Weapons experts said the altitude and flight time of Friday's missile suggested it was significantly more powerful than the July 4 test, with a theoretical range of around 6,200 miles (10,000 km) meaning it might be able to reach east coast US cities like New York, depending on the payload size.
"North Korea seems to have made a logical step forward, as it tries to perfect the technologies to build and field an operationally viable ICBM that can threaten the mainland United States," said Michael Elleman, missile defense specialist at the London-based International Institute for Strategic Studies.
Kim Dong-yub, a defense analyst at the Institute for Far Eastern Studies at Kyungnam University, said the North may have succeeded in miniaturizing warheads down to 1,650 pounds (750 kilograms).
"If the missile carries a 750 kg payload, its range could be 10,000 kilometers.
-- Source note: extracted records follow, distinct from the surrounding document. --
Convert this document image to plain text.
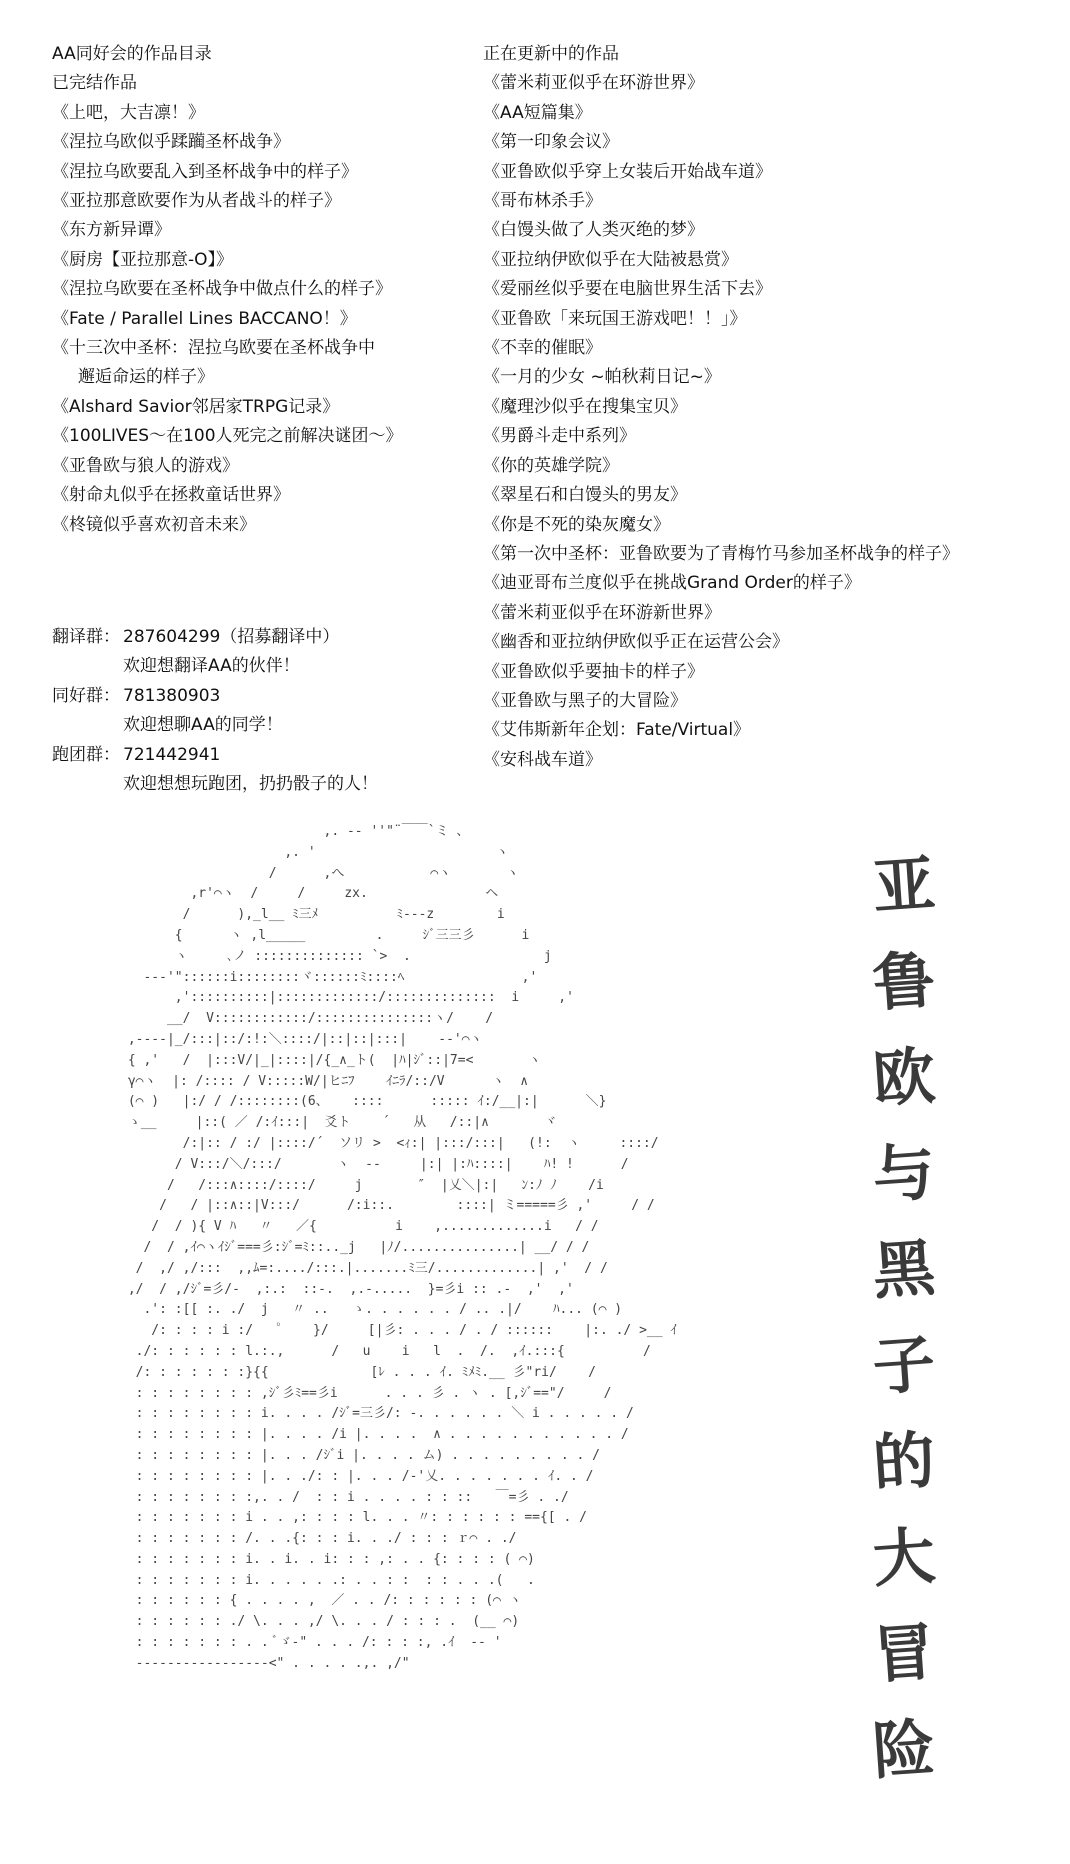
AA同好会的作品目录
已完结作品
《上吧，大吉凛！》
《涅拉乌欧似乎蹂躏圣杯战争》
《涅拉乌欧要乱入到圣杯战争中的样子》
《亚拉那意欧要作为从者战斗的样子》
《东方新异谭》
《厨房【亚拉那意-O】》
《涅拉乌欧要在圣杯战争中做点什么的样子》
《Fate / Parallel Lines BACCANO！》
《十三次中圣杯：涅拉乌欧要在圣杯战争中
邂逅命运的样子》
《Alshard Savior邻居家TRPG记录》
《100LIVES～在100人死完之前解决谜团～》
《亚鲁欧与狼人的游戏》
《射命丸似乎在拯救童话世界》
《柊镜似乎喜欢初音未来》
正在更新中的作品
《蕾米莉亚似乎在环游世界》
《AA短篇集》
《第一印象会议》
《亚鲁欧似乎穿上女装后开始战车道》
《哥布林杀手》
《白馒头做了人类灭绝的梦》
《亚拉纳伊欧似乎在大陆被悬赏》
《爱丽丝似乎要在电脑世界生活下去》
《亚鲁欧「来玩国王游戏吧！！」》
《不幸的催眠》
《一月的少女 ~帕秋莉日记~》
《魔理沙似乎在搜集宝贝》
《男爵斗走中系列》
《你的英雄学院》
《翠星石和白馒头的男友》
《你是不死的染灰魔女》
《第一次中圣杯：亚鲁欧要为了青梅竹马参加圣杯战争的样子》
《迪亚哥布兰度似乎在挑战Grand Order的样子》
《蕾米莉亚似乎在环游新世界》
《幽香和亚拉纳伊欧似乎正在运营公会》
《亚鲁欧似乎要抽卡的样子》
《亚鲁欧与黑子的大冒险》
《艾伟斯新年企划：Fate/Virtual》
《安科战车道》
翻译群： 287604299（招募翻译中）
欢迎想翻译AA的伙伴！
同好群： 781380903
欢迎想聊AA的同学！
跑团群： 721442941
欢迎想想玩跑团，扔扔骰子的人！
,. -‐ ''"¨￣￣`ミ 、
,. '                       ヽ
/      ,へ           ⌒ヽ       ヽ
,r'⌒ヽ  /     /     zx.               ヘ
/      ),_l__ ﾐ三ﾒ          ﾐ--‐z        i
{      ヽ ,l_____         .     ｼﾞ三三彡      i
ヽ     ､ノ :::::::::::::: `>  .                 j
--‐'"::::::i::::::::ヾ::::::ﾐ::::ﾍ               ,'
,'::::::::::|:::::::::::::/::::::::::::::  i     ,'
__/  V::::::::::::/:::::::::::::::ヽ/    /
,--‐‐|_/:::|::/:!:＼::::/|::|::|:::|    -‐'⌒ヽ
{ ,'   /  |:::V/|_|::::|/{_∧_ト(  |ﾊ|ｼﾞ::|7=<       ヽ
γ⌒ヽ  |: /:::: / V:::::W/|ヒﾆﾌ    ｲﾆﾗ/::/V      ヽ  ∧
(⌒ )   |:/ / /::::::::(6、   ::::      ::::: ｲ:/__|:|      ＼}
ゝ__     |::( ／ /:ｲ:::|  爻ト    ´   从   /::|∧       ヾ
/:|:: / :/ |::::/´  ソリ >  <ｨ:| |:::/:::|   (!:  ヽ     ::::/
/ V:::/＼/:::/       ヽ  ‐‐     |:| |:ﾊ::::|    ﾊ! !      /
/   /:::∧::::/::::/     j       ″  |乂＼|:|   ﾝ:ﾉ ﾉ    /i
/   / |::∧::|V:::/      /:i::.        ::::| ミ=====彡 ,'     / /
/  / ){ V ﾊ   〃   ／{          i    ,.............i   / /
/  / ,ｲ⌒ヽｲｼﾞ===彡:ｼﾞ=ﾐ::.._j   |ﾉ/...............| __/ / /
/  ,/ ,/:::  ,,ﾑ=:..../:::.|.......ﾐ三/.............| ,'  / /
,/  / ,/ｼﾞ=彡/‐  ,:.:  ::‐.  ,.-.....  }=彡i :: .‐  ,'  ,'
.': :[[ :. ./  j   〃 ..   ゝ. . . . . . / .. .|/    ﾊ... (⌒ )
/: : : : i :/   ゜   }/     [|彡: . . . / . / ::::::    |:. ./ >__ ｲ
./: : : : : : l.:.,      /   u    i   l  .  /.  ,ｲ.:::{          /
/: : : : : : :}{{             [ﾚ . . . ｲ. ﾐﾒﾐ.__ 彡"ri/    /
: : : : : : : : ,ｼﾞ彡ﾐ==彡i      . . . 彡 . ヽ . [,ｼﾞ=="/     /
: : : : : : : : i. . . . /ｼﾞ=三彡/: ‐. . . . . . ＼ i . . . . . /
: : : : : : : : |. . . . /i |. . . .  ∧ . . . . . . . . . . . /
: : : : : : : : |. . . /ｼﾞi |. . . . ム) . . . . . . . . . /
: : : : : : : : |. . ./: : |. . . /‐'乂. . . . . . . ｲ. . /
: : : : : : : :,. . /  : : i . . . . : : ::   ￣=彡 . ./
: : : : : : : i . . ,: : : : l. . . 〃: : : : : : =={[ . /
: : : : : : : /. . .{: : : i. . ./ : : : ｒ⌒ . ./
: : : : : : : i. . i. . i: : : ,: . . {: : : : ( ⌒)
: : : : : : : i. . . . . .: . . : :  : : . . .(   .
: : : : : : { . . . . ,  ／ . . /: : : : : : (⌒ ヽ
: : : : : : ./ \. . . ,/ \. . . / : : : .  (__ ⌒)
: : : : : : : . . ﾞゞ‐" . . . /: : : :, .ｲ  ‐‐ '
‐‐‐‐‐‐‐‐‐‐‐‐‐‐‐‐‐<" . . . . .,. ,/"
亚
鲁
欧
与
黑
子
的
大
冒
险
Taking into account the Earth's rotation, it means it could reach not only the western cities but New York and Washington as well," he told AFP.
Tillerson said Pyongyang's main ally Beijing, together with Moscow, bore responsibility for the growing threat from Pyongyang.
"As the principal economic enablers of North Korea's nuclear weapon and ballistic missile development program, China and Russia bear unique and special responsibility for this growing threat to regional and global stability," he said.
Japanese Foreign Minister Fumio Kishida said he held telephone talks with Tillerson and agreed on the need to put "the heaviest possible pressure" on North Korea.
"We confirmed that we will closely cooperate in adopting a fresh UNSC (UN Security Council) resolution, including severe measures, and working on China and Russia," Kishida told reporters.
In a standard response to the test, Beijing urged restraint by all sides, after the US and South Korea conducted a live-fire exercise using surface-to-surface missiles.
The heads of the US and South Korean militaries also discussed "military response options" after North Korea's launch, the Pentagon said.
South Korea said the test had prompted it to speed up deployment of a US missile defense system, despite consistent protests from China that the program would destabilize the region.
"The THAAD (missile defense) system deployment cannot solve South Korea's security concerns, nor can it solve the problems facing the Korean peninsula," China's ministry of foreign affairs said in a statement Saturday.
North Korea's unrelenting pursuit of its missile and nuclear programs poses a thorny policy challenge for Trump, who is at loggerheads with Beijing over how to handle Kim's regime.
Trump has repeatedly urged China to rein in its recalcitrant neighbor, but Beijing insists dialogue is the only practical way forward.
Joel Wit, a senior fellow at the US-Korea Institute at Johns Hopkins University and an expert on the North's nuclear weapons program, said Friday's launch confirmed time was running out for Washington to find a way out of a pressing security crisis.
"Another North Korean test of what appears to be a missile that can reach the United States further emphasizes the need for the Trump administration to focus like a laser on this increasingly dangerous situation," Wit said on the institute's 38 North website.
The North's July 4 test triggered global alarm, with experts saying the missile had a theoretical range to reach Alaska.
There remain doubts whether the North can miniaturize a nuclear weapon to fit a missile nose cone, or if it has mastered the technology needed for the projectile to survive re-entry into the Earth's atmosphere.
But since Kim came to power there has been a series of technical advances, including three nuclear tests and a string of missile launches.
In all, six sets of UN sanctions have been imposed on North Korea since it first tested an atomic device in 2006, but two resolutions adopted last year significantly toughened the sanctions regime.